The Kayenta Coal Mine is owned by Peabody Coal Company.
The NGS powerplant is owned by Arizona Public Service, Tucson Electric Power, Salt River Project, U.S. Bureau of Reclamation, and NV Energy. The owners decided to close the powerplant in 2017. The group claimed that the powerplant was unable to compete with plants using natural gas.
Coal powered production of electricity nationwide is declining rapidly. According to the American Coalition for Clean Coal Electricity, in the last eight years, around 40 percent of the capacity of the nation’s fleet of coal-fired power plants has either been shut down or is designated for closure.

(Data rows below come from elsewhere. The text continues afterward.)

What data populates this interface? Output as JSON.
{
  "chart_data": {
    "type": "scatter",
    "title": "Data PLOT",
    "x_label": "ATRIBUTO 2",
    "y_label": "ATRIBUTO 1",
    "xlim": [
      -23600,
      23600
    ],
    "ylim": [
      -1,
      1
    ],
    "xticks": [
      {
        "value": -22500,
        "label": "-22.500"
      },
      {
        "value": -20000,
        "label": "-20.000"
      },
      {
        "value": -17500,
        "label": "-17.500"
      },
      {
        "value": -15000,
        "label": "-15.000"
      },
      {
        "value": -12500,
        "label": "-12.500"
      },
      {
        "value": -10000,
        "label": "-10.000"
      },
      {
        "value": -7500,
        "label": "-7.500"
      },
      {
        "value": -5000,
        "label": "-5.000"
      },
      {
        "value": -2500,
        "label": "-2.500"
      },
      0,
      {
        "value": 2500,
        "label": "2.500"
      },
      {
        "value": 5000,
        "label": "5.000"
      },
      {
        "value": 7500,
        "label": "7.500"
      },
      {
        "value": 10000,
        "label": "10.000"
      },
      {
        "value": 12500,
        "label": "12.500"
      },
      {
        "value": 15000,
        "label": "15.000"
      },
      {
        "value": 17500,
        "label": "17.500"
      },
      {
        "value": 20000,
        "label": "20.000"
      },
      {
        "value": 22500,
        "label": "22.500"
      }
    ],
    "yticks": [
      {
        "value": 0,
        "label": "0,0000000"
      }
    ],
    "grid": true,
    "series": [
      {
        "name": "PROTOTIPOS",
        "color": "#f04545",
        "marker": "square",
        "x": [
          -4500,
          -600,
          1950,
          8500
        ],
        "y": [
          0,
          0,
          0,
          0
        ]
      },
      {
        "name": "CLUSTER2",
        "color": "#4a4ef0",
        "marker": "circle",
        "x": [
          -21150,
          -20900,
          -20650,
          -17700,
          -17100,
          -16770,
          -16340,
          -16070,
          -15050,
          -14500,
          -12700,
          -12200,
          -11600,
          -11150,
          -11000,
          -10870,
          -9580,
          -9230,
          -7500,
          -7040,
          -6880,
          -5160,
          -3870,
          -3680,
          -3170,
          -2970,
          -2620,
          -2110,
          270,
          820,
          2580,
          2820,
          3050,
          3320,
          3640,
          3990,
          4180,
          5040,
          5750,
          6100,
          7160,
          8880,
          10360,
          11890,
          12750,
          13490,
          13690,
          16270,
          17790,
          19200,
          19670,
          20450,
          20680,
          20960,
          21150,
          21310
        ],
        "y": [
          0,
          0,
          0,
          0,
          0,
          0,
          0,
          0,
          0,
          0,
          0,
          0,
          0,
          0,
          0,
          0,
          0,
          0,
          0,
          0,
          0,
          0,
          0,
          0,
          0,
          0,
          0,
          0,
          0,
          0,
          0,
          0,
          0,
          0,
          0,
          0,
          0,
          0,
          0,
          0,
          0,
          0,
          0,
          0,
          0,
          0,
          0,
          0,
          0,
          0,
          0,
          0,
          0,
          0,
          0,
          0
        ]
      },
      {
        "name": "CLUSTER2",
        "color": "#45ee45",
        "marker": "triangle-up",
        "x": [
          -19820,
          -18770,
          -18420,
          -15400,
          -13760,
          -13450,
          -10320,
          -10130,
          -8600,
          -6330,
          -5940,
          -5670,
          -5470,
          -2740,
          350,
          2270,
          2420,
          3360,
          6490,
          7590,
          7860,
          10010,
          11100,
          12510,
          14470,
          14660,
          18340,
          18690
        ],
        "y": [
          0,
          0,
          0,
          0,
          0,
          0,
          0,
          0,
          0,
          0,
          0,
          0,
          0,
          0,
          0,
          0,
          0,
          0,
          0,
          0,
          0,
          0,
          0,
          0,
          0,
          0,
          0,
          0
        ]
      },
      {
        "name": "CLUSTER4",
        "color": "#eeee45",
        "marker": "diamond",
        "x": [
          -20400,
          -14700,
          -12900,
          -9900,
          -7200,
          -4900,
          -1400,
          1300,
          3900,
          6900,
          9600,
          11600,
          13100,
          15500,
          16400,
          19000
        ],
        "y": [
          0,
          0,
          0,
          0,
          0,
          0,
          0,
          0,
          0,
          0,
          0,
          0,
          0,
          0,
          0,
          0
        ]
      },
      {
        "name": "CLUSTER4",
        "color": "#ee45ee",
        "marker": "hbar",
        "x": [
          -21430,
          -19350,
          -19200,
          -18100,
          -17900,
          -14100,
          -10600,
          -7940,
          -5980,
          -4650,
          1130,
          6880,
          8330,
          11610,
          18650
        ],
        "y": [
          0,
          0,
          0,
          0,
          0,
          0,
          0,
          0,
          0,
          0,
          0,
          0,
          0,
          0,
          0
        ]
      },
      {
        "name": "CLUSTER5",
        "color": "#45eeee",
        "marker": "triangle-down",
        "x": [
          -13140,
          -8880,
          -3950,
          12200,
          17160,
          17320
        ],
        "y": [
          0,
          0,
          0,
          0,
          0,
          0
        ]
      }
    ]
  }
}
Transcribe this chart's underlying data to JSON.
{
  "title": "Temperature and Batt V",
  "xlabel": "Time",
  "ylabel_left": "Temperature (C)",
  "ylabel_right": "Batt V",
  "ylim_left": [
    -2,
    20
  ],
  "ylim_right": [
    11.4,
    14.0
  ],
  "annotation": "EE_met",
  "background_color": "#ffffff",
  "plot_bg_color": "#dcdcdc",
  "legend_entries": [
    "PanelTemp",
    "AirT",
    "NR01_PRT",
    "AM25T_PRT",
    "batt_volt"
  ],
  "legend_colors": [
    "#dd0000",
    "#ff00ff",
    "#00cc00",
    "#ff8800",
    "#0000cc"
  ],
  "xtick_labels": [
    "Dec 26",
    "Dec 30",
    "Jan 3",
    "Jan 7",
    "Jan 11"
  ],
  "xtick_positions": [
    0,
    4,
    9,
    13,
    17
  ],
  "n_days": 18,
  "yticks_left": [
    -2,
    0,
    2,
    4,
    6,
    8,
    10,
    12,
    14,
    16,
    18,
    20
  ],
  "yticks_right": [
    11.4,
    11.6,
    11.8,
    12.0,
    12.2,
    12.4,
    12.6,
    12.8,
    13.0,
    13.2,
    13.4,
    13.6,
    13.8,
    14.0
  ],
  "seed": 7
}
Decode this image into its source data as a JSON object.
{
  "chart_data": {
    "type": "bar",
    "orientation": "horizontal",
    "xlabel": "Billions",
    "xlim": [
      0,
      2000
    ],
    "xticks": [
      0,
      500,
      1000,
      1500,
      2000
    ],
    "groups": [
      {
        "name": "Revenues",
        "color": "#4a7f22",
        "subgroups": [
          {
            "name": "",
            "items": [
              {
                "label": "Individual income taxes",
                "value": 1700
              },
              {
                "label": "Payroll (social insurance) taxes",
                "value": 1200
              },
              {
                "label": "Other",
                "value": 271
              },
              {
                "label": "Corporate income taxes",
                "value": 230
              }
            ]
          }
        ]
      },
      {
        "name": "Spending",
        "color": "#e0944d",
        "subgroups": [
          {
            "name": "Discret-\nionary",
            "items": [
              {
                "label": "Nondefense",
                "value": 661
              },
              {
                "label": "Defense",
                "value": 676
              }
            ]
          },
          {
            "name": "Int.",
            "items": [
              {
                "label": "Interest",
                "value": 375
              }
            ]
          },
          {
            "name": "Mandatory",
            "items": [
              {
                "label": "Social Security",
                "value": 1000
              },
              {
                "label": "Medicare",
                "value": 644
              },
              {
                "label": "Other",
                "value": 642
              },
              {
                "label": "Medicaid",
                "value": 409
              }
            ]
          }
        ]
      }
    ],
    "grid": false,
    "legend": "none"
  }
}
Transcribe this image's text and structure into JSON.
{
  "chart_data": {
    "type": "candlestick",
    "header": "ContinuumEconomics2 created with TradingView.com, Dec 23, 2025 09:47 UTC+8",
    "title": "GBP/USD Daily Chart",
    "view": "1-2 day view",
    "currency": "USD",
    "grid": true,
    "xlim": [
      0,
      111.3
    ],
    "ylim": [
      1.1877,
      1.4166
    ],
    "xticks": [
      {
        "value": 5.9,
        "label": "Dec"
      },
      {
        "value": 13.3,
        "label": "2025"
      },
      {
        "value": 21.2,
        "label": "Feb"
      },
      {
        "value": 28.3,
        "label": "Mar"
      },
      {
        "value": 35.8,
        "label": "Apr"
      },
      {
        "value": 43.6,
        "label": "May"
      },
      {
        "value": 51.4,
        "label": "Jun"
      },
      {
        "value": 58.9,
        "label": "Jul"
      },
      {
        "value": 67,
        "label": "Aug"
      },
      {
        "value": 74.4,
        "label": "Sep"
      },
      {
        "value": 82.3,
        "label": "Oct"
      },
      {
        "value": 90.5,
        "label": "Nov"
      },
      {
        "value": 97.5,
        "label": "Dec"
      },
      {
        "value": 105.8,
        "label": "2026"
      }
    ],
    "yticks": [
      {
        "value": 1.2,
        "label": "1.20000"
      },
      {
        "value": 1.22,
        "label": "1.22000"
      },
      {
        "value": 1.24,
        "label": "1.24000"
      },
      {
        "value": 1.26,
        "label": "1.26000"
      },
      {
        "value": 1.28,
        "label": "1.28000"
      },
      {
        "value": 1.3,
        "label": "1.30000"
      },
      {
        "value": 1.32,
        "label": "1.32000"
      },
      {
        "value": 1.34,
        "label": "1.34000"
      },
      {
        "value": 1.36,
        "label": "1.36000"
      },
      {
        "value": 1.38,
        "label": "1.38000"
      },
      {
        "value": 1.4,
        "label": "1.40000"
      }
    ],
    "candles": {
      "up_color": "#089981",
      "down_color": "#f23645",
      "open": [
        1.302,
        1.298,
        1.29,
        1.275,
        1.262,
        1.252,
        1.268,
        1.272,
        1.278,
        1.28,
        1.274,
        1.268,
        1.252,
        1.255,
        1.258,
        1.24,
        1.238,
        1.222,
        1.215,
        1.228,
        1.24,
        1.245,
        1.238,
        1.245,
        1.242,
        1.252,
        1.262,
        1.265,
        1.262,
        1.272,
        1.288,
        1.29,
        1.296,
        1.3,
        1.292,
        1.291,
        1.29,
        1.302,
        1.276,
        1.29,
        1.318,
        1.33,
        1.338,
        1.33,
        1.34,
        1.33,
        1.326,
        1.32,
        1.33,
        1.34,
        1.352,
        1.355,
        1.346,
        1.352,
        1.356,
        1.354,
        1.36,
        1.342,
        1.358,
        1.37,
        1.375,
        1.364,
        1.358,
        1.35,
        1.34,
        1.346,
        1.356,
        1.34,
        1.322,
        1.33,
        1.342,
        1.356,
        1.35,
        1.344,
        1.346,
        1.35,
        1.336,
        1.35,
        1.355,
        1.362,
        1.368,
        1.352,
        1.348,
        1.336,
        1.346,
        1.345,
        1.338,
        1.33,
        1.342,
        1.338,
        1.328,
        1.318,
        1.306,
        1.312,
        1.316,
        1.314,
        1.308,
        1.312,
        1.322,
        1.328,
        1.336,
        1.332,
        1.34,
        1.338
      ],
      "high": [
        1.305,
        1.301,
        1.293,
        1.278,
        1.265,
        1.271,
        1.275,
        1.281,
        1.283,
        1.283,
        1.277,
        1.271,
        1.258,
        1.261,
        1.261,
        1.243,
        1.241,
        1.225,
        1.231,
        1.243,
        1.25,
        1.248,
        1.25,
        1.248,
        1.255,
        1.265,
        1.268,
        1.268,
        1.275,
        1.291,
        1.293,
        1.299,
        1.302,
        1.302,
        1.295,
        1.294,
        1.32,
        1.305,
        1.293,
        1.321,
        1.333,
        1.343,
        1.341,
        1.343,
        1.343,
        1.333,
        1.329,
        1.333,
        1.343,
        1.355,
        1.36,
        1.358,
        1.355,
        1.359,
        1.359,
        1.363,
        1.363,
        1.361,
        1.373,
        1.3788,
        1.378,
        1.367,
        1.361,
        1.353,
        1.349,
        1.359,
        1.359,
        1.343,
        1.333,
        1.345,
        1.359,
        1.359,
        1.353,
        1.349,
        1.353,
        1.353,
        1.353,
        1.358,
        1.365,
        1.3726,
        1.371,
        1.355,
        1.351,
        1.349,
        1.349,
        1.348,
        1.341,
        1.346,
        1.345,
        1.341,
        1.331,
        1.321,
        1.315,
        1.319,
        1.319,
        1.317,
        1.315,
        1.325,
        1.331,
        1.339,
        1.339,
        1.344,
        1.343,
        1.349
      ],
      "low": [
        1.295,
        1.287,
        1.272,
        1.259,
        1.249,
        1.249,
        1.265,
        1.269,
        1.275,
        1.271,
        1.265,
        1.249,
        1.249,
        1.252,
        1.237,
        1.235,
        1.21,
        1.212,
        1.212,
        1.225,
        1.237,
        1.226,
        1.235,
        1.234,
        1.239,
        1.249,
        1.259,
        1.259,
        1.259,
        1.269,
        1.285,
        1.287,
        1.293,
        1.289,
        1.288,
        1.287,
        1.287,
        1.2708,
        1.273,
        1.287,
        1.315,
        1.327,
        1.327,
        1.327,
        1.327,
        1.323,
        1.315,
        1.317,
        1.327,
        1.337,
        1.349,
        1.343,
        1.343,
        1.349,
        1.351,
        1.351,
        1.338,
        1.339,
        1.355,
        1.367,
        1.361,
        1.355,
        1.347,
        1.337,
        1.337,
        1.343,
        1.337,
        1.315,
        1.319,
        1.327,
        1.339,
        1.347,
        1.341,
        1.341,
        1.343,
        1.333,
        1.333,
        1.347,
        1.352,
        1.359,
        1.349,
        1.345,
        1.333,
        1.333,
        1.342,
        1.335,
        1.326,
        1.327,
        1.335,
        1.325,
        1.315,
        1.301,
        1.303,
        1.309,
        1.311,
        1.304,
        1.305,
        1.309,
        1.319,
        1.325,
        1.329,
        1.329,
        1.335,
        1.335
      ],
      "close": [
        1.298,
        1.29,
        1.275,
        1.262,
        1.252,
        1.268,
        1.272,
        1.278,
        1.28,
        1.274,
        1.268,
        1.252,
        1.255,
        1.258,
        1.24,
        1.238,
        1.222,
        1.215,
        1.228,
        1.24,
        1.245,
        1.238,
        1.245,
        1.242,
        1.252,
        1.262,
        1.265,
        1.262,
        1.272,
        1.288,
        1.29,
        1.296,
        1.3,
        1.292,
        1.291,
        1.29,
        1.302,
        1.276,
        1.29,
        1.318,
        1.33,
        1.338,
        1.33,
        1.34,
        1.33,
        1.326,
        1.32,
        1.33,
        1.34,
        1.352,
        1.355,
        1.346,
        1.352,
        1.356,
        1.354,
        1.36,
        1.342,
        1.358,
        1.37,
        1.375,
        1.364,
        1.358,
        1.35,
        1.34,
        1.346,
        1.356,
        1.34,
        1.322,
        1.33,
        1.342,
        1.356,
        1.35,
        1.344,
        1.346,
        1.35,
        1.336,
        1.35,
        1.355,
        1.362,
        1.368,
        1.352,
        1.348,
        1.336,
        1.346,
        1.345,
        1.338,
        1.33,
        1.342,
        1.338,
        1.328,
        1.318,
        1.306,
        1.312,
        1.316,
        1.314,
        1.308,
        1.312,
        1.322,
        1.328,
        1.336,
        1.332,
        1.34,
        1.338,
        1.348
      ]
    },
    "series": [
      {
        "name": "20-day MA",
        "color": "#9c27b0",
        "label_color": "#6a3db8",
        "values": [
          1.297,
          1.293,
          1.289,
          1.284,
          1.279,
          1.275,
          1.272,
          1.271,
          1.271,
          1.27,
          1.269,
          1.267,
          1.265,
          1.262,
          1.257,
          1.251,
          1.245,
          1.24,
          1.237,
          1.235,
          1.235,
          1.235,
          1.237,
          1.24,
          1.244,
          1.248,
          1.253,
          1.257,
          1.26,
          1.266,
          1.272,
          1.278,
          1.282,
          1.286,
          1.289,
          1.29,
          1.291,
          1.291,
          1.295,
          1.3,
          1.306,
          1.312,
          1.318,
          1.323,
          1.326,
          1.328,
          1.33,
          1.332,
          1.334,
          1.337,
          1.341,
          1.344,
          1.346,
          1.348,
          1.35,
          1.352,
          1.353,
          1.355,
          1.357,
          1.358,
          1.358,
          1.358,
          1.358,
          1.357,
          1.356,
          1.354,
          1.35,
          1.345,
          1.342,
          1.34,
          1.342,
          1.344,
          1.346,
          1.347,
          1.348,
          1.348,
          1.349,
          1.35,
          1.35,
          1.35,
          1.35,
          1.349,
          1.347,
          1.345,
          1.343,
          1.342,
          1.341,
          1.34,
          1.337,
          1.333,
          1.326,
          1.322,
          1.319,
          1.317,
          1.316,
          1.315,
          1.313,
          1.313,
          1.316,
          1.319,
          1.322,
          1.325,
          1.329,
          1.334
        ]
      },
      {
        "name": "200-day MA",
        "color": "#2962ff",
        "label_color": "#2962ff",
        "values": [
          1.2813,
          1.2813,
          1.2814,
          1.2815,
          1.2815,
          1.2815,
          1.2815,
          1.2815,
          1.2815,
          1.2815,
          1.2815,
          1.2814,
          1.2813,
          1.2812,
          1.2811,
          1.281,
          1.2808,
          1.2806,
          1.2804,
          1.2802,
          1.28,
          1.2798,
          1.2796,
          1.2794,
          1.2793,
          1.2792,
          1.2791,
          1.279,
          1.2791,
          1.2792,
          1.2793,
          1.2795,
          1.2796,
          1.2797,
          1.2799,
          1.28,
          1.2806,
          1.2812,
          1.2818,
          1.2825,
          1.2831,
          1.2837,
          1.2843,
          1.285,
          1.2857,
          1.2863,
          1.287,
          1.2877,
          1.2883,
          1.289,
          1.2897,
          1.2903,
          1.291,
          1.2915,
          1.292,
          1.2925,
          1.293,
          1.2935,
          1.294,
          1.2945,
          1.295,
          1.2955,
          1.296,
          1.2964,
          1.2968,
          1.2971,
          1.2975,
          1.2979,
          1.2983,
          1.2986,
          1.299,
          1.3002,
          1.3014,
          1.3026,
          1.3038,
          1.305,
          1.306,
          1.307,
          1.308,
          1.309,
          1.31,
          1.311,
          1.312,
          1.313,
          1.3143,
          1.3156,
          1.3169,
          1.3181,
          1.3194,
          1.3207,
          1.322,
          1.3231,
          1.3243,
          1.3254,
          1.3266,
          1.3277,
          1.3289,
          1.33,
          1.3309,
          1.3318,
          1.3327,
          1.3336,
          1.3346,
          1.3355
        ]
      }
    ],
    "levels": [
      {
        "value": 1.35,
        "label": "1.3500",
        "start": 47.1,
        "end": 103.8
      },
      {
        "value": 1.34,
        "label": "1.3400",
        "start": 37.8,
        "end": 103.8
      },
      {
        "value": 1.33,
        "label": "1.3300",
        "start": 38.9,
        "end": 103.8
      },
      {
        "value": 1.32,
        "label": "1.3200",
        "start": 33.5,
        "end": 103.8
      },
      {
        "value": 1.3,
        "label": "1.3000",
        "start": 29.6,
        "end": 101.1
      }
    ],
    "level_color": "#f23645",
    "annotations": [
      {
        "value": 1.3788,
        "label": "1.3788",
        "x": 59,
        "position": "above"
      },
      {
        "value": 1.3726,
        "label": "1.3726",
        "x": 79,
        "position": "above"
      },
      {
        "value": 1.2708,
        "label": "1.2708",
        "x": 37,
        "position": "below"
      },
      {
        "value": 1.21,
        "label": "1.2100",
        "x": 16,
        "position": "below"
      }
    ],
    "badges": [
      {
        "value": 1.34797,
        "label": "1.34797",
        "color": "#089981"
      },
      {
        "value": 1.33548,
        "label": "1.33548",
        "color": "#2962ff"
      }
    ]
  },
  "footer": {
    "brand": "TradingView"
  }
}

But that grim trend has not discouraged the Navajo Nation, the sole owners of the Navajo Nation Transitional Energy Company (NTEC), which acquired the Navajo Mine in 2013. The Navajo Mine has supplied coal to power the Four Corners Power Plant in Fruitland, New Mexico for 50 years.
In July 2018, NTEC took another stake in coal-fired electricity, paying a reported $70 million for a 7 percent stake in two of the production units at the Four Corners Power Plant. The two units were owned by Arizona Public Service, one of the owners who are closing the NGS plant this year.
There were a couple of suitors in line in the last year to possibly acquire the NGS powerplant and Kayenta Coal Mine, but those deals fell through.
According to a report in the Navajo Times, NTEC has assembled a team of energy experts to advise the company.
In a news release, NTEC CEO Clark Moseley is quoted as saying, “We believe there is a clear and beneficial path forward to acquire and operate both NGS and Kayenta Mine as a vertically-integrated entity.”
The tribe and NTEC will have to act swiftly if they plan to prevent the closure of the plant.
Should the tribe be successful in their efforts to acquire and operate the plant and keep the Kayenta Coal Mine open it would also help Navajo County, who receives about $1.5 million in tax revenue from the the Kayenta Mine, which is in Navajo County.